Diese Lösung ist auf den Fall übertragbar, dass eine Verordnung, die einen Einzelnen unmittelbar und individuell betrifft, während des Verfahrens durch eine Verordnung mit gleichem Gegenstand ersetzt wird.

(vgl. Randnrn. 53-54)

2.      Hat der Rat einer Person zu keinem Zeitpunkt die ihr zur Last gelegten Umstände mitgeteilt, mit denen die Restriktionen begründet werden, die gegen sie auf der Grundlage der Verordnung Nr. 881/2002 über die Anwendung bestimmter spezifischer restriktiver Maßnahmen gegen bestimmte Personen und Organisationen, die mit Osama bin Laden, dem Al-Qaida-Netzwerk und den Taliban in Verbindung stehen, verhängt wurden, oder ihr das Recht gewährt, innerhalb einer angemessenen Frist nach Anordnung der betreffenden Maßnahmen Auskunft über diese Umstände zu erhalten, war der Betroffene nicht in der Lage, seinen Standpunkt hierzu sachdienlich vorzutragen. Somit sind seine Verteidigungsrechte, insbesondere der Anspruch auf rechtliches Gehör, nicht gewahrt worden.

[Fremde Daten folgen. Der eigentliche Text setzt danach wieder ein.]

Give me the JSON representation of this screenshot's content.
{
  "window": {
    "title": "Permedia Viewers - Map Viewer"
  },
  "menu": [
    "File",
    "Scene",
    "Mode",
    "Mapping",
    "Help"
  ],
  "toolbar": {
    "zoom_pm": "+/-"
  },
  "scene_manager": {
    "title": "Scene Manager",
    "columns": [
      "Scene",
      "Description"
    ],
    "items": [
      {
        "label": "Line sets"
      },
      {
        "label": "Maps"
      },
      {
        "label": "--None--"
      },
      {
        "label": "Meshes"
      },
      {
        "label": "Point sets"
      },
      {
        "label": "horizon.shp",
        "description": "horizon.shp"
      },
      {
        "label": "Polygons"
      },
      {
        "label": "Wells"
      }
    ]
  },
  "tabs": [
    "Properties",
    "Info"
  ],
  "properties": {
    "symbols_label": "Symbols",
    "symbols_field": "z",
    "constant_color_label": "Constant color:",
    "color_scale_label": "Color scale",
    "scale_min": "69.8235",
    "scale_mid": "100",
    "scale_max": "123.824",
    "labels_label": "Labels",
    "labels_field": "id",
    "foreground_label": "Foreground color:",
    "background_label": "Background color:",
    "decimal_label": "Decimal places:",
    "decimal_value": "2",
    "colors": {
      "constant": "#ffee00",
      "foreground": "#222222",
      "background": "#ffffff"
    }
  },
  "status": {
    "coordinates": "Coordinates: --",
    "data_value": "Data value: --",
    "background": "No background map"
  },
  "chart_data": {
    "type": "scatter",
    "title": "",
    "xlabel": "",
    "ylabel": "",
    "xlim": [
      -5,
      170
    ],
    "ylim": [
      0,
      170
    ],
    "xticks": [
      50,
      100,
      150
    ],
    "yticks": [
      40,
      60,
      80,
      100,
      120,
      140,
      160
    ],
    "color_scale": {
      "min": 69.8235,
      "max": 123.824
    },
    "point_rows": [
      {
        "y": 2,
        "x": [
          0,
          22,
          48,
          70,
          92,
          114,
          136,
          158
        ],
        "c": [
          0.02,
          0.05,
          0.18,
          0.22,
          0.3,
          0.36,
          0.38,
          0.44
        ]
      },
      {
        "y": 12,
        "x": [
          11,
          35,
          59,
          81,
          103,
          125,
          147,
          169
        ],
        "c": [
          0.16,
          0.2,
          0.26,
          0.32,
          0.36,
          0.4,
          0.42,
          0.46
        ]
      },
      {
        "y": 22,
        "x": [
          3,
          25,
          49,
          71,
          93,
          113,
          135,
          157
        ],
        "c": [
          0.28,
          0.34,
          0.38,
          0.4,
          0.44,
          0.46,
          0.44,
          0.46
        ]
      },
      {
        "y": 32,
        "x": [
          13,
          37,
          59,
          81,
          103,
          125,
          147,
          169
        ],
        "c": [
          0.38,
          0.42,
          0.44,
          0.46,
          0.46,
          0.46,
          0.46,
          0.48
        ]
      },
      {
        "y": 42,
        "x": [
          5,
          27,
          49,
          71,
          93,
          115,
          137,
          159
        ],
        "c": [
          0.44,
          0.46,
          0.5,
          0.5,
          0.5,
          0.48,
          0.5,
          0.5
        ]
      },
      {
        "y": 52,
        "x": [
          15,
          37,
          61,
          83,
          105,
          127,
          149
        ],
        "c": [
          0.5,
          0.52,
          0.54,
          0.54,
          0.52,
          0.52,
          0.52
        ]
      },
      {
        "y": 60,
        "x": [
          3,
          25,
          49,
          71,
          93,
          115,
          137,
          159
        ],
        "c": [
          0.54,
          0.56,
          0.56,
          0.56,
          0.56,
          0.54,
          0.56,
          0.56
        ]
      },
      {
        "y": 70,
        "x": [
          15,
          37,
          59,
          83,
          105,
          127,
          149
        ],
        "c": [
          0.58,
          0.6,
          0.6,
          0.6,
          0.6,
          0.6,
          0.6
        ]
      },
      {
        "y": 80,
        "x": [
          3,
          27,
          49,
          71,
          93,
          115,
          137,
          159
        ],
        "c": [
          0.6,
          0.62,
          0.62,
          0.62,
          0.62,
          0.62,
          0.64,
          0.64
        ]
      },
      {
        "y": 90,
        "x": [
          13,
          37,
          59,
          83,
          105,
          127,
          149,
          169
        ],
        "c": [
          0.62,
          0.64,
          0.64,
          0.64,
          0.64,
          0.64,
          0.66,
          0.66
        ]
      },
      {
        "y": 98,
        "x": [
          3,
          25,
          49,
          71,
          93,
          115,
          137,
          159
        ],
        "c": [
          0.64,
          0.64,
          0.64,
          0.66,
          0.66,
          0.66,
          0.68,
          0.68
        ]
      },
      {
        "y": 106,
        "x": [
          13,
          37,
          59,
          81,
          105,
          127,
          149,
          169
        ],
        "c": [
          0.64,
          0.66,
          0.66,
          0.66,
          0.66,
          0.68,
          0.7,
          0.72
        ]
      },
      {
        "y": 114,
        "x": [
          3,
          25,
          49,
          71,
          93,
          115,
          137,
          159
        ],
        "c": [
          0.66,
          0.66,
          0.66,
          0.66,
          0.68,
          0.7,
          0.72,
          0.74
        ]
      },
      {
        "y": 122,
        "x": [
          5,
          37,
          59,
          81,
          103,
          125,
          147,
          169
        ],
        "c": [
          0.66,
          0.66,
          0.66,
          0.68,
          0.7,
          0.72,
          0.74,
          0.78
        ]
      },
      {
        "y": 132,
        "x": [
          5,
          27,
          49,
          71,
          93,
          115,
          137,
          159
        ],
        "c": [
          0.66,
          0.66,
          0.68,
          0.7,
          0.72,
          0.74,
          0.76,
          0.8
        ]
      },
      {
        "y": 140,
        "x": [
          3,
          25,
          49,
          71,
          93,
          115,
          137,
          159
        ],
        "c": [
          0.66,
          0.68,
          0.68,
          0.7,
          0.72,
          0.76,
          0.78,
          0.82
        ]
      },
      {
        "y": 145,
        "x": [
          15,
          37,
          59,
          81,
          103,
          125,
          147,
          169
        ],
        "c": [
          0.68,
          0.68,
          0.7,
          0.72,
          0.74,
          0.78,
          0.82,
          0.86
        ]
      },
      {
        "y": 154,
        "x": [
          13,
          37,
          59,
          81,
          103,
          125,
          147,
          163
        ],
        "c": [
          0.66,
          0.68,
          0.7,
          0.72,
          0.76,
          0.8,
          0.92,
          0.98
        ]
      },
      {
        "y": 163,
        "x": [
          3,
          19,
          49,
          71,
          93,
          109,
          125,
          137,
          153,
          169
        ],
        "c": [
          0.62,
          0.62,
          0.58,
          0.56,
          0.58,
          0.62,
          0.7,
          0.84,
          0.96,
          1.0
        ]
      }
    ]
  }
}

Da der Betroffene nicht davon unterrichtet worden ist, welche Umstände ihm zur Last gelegt werden, und in Anbetracht des Zusammenhangs zwischen den Verteidigungsrechten und dem Recht auf effektiven gerichtlichen Rechtsschutz konnte er zudem seine Rechte im Hinblick auf die betreffenden Umstände auch vor dem Gemeinschaftsrichter nicht unter zufriedenstellenden Bedingungen verteidigen, so dass ebenfalls eine Verletzung des Rechts auf einen effektiven gerichtlichen Rechtsschutz festzustellen ist.

(vgl. Randnrn. 85-86)

3.      Restriktionen wie das Einfrieren von Geldern, die die Verordnung Nr. 881/2002 über die Anwendung bestimmter spezifischer restriktiver Maßnahmen gegen bestimmte Personen und Organisationen, die mit Osama bin Laden, dem Al-Qaida-Netzwerk und den Taliban in Verbindung stehen, für eine Person durch deren Aufnahme in die Liste in Anhang I der Verordnung mit sich bringt, stellen eine ungerechtfertigte Beschränkung ihres Eigentumsrechts dar, wenn diese Verordnung erlassen wurde, ohne dem Betroffenen irgendeine Garantie zu geben, dass er sein Anliegen den zuständigen Stellen vortragen kann, und dies in einer Situation, in der die Beschränkung seiner Eigentumsrechte im Hinblick auf die umfassende Geltung und effektive Dauer der gegen ihn verhängten Restriktionen als erheblich betrachtet werden muss.